Ann Epidemiol. 1994 Jul;4(4):295-301. doi: 10.1016/1047-2797(94)90085-x.
Cluster sampling can produce estimates of disease prevalence that are more variable than those from simple random sampling. This variance inflation or "design effect" depends on the prevalence of disease, the cluster sizes, and the magnitude of disease association within clusters. Design effects from prior surveys may not be appropriate for a planned survey if these components differ. We estimated within-cluster associations using pairwise odds ratios, which are more portable than design effects because they do not depend on the cluster sizes. Within-village pairwise odds ratios and design effects were estimated for fever and cough from four studies in Africa and Asia. Odds ratio ranged from 1.04 to 1.34 and 1.03 to 1.24, respectively. Design effects ranged from 2.35 to 6.80 for fever and 1.99 to 7.39 for cough. The design effect was more affected by cluster size and odds ratio than by variation in cluster size for a given sample size.

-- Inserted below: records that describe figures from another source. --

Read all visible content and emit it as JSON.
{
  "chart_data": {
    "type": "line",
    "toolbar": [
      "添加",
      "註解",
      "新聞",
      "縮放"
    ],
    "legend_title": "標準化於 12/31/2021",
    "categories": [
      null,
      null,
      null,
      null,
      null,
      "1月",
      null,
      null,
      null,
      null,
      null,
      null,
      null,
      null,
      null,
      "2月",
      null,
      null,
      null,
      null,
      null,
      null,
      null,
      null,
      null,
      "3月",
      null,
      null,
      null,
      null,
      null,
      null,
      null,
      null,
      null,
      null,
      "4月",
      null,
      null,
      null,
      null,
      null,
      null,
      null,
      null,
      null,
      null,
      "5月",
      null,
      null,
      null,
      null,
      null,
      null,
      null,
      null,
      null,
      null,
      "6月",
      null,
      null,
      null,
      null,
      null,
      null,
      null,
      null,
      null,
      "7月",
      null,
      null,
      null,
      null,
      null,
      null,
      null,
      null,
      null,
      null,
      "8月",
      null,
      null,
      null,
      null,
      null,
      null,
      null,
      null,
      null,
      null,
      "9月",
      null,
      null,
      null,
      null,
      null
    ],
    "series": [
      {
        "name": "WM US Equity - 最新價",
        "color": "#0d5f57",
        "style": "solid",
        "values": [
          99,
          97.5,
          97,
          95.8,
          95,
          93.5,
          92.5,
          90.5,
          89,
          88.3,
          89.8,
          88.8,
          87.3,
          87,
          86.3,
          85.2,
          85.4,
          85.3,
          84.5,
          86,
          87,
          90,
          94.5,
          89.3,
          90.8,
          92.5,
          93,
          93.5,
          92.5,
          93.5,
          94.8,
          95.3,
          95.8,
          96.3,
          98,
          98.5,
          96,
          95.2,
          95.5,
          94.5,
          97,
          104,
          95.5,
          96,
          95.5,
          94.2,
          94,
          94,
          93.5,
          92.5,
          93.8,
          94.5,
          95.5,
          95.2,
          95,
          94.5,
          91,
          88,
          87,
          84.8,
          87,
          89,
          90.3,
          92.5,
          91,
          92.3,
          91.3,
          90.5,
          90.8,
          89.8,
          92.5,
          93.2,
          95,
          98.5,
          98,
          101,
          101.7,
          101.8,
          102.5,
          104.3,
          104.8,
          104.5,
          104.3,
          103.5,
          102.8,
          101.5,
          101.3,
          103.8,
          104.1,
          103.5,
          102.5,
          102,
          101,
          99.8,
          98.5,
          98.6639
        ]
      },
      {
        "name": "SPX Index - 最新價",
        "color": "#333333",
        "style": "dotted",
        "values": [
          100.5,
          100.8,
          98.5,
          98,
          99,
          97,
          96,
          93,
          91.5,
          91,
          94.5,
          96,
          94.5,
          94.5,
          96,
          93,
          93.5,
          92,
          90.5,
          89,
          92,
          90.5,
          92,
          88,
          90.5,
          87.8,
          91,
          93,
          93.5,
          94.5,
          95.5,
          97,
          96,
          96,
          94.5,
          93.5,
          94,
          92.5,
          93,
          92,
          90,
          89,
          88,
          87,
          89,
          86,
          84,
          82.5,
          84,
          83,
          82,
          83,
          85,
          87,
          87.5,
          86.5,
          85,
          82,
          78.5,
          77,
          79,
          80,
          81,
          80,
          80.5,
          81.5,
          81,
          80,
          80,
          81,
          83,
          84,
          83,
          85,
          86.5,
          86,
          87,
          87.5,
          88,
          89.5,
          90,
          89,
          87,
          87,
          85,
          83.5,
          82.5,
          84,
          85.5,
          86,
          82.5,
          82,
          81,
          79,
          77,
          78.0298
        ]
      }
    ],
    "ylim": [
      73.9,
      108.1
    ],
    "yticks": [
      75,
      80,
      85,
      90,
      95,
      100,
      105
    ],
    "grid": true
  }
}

整群抽样所产生的疾病患病率估计值可能比简单随机抽样的估计值更具变异性。这种方差膨胀或“设计效应”取决于疾病的患病率、群集规模以及群集内疾病关联的程度。如果这些组成部分不同,先前调查的设计效应可能不适用于计划中的调查。我们使用成对比值比来估计群集内的关联,成对比值比比设计效应更具通用性,因为它们不依赖于群集规模。针对非洲和亚洲的四项研究,我们估计了村庄内发烧和咳嗽的成对比值比以及设计效应。发烧的比值比分别在1.04至1.34之间,咳嗽的比值比在1.03至1.24之间。发烧的设计效应在2.35至6.80之间,咳嗽的设计效应在1.99至7.39之间。对于给定的样本量,设计效应受群集规模和比值比的影响大于群集规模的变化。